Table 8. Results for classifying the Barabasi dataset using the standard Heureka heuristic as well as the MLPred heuristic explained in Algorithm 2 with a threshold of 0.35.
Table 9. Runtime in seconds for classifying the Barabasi dataset using the standard Heureka heuristic as well as the MLPred heuristic explained in Algorithm 2 with a threshold of 0.35.

We chose a lightweight approach, employing a standard random forest classifier trained on different graph properties. Although the classification results were reasonably good, more advanced techniques such as neural networks have demonstrated even better results and could, therefore, prove beneficial in our pursuit to improve the runtime of justification algorithms.

7 Conclusion

The goal of our research was to improve the runtime of a search-based solver, by reducing the backtracking steps needed to justify whether an argument is \(\textsf{DC}\).

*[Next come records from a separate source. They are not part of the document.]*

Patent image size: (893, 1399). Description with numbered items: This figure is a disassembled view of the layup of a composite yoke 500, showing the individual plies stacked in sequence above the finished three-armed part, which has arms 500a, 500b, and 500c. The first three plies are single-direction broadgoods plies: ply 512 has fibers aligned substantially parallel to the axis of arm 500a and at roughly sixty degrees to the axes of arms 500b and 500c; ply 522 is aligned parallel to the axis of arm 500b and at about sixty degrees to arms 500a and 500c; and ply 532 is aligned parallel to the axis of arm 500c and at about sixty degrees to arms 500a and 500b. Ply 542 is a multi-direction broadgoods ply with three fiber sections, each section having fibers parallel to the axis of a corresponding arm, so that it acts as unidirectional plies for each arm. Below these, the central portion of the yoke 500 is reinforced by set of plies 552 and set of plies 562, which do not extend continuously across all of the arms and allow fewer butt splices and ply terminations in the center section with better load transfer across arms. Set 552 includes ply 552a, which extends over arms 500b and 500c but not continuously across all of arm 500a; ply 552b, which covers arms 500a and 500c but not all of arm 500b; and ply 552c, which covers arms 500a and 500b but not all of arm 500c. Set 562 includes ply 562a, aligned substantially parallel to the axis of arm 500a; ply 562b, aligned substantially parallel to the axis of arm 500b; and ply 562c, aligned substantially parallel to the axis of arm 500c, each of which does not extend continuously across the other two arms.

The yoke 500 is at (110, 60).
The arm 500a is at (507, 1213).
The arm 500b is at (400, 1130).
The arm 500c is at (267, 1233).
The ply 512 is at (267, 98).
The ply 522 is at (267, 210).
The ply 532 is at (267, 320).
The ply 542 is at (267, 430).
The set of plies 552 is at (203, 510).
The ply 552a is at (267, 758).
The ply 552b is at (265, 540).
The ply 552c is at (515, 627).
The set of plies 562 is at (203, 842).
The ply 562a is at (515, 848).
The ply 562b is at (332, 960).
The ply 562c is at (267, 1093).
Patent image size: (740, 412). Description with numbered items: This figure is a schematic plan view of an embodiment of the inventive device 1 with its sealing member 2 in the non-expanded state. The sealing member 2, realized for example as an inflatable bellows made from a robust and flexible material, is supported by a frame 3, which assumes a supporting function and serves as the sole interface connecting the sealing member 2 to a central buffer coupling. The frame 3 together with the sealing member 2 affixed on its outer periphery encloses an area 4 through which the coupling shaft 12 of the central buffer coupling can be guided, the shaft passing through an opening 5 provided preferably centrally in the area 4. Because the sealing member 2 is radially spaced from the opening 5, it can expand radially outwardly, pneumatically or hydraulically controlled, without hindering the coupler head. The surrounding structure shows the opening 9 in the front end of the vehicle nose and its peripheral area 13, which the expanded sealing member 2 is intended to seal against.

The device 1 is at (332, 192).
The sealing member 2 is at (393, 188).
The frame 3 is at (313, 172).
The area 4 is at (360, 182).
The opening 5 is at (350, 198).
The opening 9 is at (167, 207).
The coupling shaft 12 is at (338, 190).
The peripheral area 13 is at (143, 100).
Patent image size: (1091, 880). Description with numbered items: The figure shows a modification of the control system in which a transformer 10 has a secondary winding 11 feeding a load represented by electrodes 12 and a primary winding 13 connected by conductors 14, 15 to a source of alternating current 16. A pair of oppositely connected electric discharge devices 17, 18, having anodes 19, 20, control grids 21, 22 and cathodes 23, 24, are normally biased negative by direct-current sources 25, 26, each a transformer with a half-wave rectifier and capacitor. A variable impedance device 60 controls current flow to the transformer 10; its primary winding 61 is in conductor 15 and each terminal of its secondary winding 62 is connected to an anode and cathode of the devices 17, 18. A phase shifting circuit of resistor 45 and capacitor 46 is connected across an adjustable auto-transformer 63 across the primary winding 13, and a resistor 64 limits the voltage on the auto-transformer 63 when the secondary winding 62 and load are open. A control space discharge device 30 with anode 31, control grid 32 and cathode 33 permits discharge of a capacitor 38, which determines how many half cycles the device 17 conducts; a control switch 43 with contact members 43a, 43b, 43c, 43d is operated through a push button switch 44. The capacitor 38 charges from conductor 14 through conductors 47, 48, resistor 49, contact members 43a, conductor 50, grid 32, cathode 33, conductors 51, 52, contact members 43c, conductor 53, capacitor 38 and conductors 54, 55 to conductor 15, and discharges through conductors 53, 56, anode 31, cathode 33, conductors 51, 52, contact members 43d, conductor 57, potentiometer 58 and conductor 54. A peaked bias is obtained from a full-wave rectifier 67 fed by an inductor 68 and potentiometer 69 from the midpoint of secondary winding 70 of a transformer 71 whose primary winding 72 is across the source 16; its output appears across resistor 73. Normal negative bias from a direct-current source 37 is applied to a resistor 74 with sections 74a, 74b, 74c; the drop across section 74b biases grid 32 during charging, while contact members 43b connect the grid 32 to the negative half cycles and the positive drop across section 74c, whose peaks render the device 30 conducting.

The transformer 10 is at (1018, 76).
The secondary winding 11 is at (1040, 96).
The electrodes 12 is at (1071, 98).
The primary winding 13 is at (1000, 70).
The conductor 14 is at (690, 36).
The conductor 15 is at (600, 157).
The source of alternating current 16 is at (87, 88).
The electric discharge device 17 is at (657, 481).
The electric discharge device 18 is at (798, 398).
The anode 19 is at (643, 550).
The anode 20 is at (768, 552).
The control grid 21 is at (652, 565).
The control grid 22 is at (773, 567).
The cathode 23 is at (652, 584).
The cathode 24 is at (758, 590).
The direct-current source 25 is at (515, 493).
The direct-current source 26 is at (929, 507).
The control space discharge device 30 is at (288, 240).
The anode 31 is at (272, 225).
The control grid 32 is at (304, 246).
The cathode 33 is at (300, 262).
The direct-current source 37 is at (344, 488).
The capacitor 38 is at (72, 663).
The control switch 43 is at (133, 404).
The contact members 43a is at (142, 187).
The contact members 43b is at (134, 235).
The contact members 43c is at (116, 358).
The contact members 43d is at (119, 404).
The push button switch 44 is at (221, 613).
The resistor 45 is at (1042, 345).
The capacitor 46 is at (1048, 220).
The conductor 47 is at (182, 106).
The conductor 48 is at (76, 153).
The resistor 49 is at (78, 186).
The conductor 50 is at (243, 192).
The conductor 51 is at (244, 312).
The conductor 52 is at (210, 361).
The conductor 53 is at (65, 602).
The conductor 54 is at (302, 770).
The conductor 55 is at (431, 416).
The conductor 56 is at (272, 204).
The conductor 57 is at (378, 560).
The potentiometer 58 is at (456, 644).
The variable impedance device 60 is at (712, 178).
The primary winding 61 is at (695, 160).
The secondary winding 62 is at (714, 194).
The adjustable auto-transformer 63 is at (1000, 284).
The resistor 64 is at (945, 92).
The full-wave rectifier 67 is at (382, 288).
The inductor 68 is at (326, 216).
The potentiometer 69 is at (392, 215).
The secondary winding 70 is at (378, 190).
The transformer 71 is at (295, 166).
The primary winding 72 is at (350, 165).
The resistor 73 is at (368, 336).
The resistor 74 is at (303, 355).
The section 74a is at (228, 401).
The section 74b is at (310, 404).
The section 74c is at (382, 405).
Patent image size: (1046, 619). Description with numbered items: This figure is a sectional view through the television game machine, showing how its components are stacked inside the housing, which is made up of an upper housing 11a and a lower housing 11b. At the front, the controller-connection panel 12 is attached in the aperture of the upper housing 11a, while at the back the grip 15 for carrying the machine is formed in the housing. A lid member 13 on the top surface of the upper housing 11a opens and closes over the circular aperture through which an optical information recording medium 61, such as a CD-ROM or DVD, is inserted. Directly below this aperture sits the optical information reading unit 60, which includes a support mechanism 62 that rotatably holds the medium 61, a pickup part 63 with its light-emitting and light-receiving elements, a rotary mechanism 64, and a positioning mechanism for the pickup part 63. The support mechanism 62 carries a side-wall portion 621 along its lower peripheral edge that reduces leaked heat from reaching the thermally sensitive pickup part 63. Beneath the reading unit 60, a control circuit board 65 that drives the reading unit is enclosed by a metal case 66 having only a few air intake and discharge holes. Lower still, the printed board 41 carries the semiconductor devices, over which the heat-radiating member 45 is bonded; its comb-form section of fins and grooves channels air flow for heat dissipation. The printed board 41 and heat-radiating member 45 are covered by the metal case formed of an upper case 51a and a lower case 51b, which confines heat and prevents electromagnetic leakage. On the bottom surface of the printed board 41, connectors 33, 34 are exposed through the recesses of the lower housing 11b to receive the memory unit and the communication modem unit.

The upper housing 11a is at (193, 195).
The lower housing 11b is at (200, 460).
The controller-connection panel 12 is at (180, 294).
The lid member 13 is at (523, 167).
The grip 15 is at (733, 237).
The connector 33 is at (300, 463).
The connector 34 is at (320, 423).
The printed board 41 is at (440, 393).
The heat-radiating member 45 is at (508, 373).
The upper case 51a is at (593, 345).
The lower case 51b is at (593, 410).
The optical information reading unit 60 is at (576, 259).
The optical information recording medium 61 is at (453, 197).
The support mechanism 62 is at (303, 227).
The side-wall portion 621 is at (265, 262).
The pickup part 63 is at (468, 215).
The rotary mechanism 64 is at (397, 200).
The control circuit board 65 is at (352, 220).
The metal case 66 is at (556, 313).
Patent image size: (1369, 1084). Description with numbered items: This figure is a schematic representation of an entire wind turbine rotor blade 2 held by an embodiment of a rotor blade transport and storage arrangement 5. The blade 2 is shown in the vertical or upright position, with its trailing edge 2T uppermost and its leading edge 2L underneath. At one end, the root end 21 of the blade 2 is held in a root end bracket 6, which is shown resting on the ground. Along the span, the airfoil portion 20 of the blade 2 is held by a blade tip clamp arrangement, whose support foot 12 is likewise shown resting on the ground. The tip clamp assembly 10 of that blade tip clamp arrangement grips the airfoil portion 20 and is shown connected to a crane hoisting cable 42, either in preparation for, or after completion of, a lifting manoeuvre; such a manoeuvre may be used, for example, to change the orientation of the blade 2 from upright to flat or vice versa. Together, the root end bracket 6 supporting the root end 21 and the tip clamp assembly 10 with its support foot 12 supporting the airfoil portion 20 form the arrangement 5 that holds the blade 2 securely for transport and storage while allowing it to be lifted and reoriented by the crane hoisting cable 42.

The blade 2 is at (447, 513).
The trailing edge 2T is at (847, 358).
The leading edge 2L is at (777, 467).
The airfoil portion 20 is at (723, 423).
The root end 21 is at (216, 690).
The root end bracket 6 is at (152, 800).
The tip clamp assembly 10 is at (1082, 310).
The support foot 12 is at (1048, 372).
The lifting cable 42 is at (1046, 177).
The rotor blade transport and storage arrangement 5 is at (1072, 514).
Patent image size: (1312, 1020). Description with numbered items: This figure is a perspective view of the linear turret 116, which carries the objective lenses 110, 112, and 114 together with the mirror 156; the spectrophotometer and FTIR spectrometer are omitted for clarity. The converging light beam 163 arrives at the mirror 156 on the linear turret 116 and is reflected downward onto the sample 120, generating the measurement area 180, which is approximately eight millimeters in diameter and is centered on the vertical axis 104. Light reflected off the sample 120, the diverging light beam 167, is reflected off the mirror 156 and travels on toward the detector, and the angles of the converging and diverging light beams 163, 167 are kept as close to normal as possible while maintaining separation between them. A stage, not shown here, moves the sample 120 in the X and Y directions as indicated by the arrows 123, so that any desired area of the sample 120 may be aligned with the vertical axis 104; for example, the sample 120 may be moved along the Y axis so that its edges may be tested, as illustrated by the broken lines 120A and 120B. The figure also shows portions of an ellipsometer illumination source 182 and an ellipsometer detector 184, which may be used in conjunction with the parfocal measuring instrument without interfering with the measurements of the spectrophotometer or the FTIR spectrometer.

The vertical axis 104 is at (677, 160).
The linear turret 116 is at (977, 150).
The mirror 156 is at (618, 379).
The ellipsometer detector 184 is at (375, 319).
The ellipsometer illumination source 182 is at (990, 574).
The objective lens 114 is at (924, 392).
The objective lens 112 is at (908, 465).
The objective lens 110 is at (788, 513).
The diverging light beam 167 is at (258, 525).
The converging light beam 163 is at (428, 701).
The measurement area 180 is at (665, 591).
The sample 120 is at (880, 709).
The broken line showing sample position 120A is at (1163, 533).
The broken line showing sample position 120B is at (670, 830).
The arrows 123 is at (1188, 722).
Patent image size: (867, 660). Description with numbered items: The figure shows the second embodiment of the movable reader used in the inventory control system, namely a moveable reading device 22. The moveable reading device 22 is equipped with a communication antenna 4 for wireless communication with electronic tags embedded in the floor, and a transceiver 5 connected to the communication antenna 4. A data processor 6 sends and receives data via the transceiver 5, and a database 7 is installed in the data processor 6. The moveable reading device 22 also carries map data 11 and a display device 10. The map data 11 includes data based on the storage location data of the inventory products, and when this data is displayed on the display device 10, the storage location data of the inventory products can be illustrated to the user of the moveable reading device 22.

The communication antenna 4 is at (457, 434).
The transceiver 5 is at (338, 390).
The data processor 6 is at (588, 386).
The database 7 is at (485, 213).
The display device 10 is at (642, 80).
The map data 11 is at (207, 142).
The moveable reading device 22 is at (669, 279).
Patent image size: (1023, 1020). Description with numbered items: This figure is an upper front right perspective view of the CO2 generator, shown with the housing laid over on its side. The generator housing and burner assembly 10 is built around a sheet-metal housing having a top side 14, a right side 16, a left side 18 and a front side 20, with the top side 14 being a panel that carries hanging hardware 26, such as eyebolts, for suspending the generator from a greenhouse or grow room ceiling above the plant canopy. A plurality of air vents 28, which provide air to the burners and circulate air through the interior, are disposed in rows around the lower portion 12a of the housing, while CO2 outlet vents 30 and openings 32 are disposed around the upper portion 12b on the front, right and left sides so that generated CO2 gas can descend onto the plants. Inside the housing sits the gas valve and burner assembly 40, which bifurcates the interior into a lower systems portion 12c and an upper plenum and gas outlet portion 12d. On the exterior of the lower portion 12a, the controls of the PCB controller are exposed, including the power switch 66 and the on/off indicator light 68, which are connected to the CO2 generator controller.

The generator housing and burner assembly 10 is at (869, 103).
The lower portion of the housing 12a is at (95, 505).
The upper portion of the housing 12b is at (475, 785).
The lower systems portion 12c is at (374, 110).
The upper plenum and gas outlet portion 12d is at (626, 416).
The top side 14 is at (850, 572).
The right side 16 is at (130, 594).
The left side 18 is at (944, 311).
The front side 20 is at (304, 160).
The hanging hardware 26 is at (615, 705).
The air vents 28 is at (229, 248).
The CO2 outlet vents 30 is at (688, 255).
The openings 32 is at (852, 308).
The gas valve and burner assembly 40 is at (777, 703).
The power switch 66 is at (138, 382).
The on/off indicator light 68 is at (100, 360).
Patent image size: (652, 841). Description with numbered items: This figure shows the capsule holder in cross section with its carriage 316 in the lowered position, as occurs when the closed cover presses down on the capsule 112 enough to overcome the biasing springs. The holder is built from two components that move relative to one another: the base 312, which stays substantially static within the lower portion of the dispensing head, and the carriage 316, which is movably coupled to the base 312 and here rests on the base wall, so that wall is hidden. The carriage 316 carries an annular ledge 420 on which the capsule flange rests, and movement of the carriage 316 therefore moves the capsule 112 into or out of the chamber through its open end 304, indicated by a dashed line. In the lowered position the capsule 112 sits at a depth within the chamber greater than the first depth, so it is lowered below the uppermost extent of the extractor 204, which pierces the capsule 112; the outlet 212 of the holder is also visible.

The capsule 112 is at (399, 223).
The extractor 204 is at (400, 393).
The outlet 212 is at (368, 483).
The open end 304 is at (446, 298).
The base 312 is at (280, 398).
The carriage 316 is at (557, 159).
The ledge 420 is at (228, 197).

Our study revealed that using machine learning predictions to assist a search-based solver leads to notable advantages in minimizing backtracking steps and improving runtime in decision-making processes, specifically in the context of argument acceptance. The integration of machine learning resulted in a significant reduction of backtracking steps, achieving a minimum reduction of 96%. Across all datasets examined, the overall runtime could be decreased by up to 85%. Furthermore, our approach was able to enhance the solvability of argumentation frameworks within a specified time constraint.

Further research opportunities could involve combining the classifier and the solver into a standalone application, eliminating the necessity to provide the solver with external predictions. However, given that the prediction quality of the RF classifier depends on the similarity between training and testing data, exploring alternative classifiers becomes imperative. Existing studies propose that employing graph neural networks holds promise for achieving robust prediction results.

Notably, our research did not yield significant improvements for rejected arguments. Subsequent investigations should look into strategies to effectively apply predictions to rejected arguments.